Prime Subtraction Operation

What is this problem about?

The Prime Subtraction Operation problem asks whether you can make an array strictly increasing by subtracting a prime from each element (at most once). For each element, you can optionally subtract any prime p < element to make the array strictly increasing. This coding problem uses binary search over precomputed primes. The array, math, number theory, binary search, and greedy interview pattern is the core.

Why is this asked in interviews?

Microsoft, Amazon, Google, and Bloomberg ask this because it tests greedy thinking with number theory: for each element, find the largest prime you can subtract (to make it as small as possible) while keeping it greater than the previous element.

Algorithmic pattern used

Greedy + precomputed primes + binary search. Precompute all primes up to max element using Sieve of Eratosthenes. Process elements greedily left to right: for each arr[i], find the largest prime p < arr[i] such that arr[i] - p > previous value. Use binary search on the sorted primes list. If no valid prime exists and arr[i] <= previous value, return false.

Example explanation

arr=[4,9,6,10]. prev=0.

  • arr[0]=4: Need arr[0]-p > 0. Best: subtract 3 (prime) → 1 > 0 ✓. prev=1.
  • arr[1]=9: Need 9-p > 1. Best: subtract 7 → 2 > 1 ✓. prev=2.
  • arr[2]=6: Need 6-p > 2. Best primes < 6: 5→1≤2✗. 3→3>2 ✓. prev=3.
  • arr[3]=10: Need 10-p > 3. Best: 5→5>3 ✓. Return true.

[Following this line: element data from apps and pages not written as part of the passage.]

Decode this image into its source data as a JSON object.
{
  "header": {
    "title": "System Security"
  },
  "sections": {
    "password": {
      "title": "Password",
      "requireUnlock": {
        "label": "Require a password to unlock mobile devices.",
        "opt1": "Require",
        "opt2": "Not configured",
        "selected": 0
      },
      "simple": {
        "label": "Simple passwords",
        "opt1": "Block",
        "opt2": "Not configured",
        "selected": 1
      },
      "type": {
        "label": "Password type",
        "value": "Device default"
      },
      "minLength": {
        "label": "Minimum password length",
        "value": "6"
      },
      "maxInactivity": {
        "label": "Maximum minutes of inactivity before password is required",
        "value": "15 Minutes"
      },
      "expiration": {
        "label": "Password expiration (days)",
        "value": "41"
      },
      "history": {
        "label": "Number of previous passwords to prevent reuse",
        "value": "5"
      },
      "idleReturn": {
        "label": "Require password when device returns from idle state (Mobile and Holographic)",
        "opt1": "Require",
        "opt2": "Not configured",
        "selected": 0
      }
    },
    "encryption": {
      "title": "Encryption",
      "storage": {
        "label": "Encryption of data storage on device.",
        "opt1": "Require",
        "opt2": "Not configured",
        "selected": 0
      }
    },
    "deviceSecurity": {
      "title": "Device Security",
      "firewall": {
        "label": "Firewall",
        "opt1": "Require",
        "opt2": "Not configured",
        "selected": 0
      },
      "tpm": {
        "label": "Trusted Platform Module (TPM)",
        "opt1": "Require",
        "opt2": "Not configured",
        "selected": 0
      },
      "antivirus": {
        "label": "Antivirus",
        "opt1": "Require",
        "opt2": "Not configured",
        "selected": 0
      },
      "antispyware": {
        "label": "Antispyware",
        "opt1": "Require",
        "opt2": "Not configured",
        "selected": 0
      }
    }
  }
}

Common mistakes candidates make

  • Not precomputing primes (trial division per element is too slow).
  • Greedy without binary search (trying all primes linearly).
  • Not checking that the subtracted prime is strictly less than the element.
  • Not handling arr[i] <= prev without any prime to subtract (return false).

Interview preparation tip

Prime Subtraction combines Sieve of Eratosthenes with greedy binary search. The greedy insight: always subtract the largest valid prime (maximizes decrease while satisfying constraint). Binary search on sorted primes gives the optimal choice in O(log(max_prime)) per element. Practice problems combining prime generation with greedy array operations — they appear in optimization and scheduling contexts.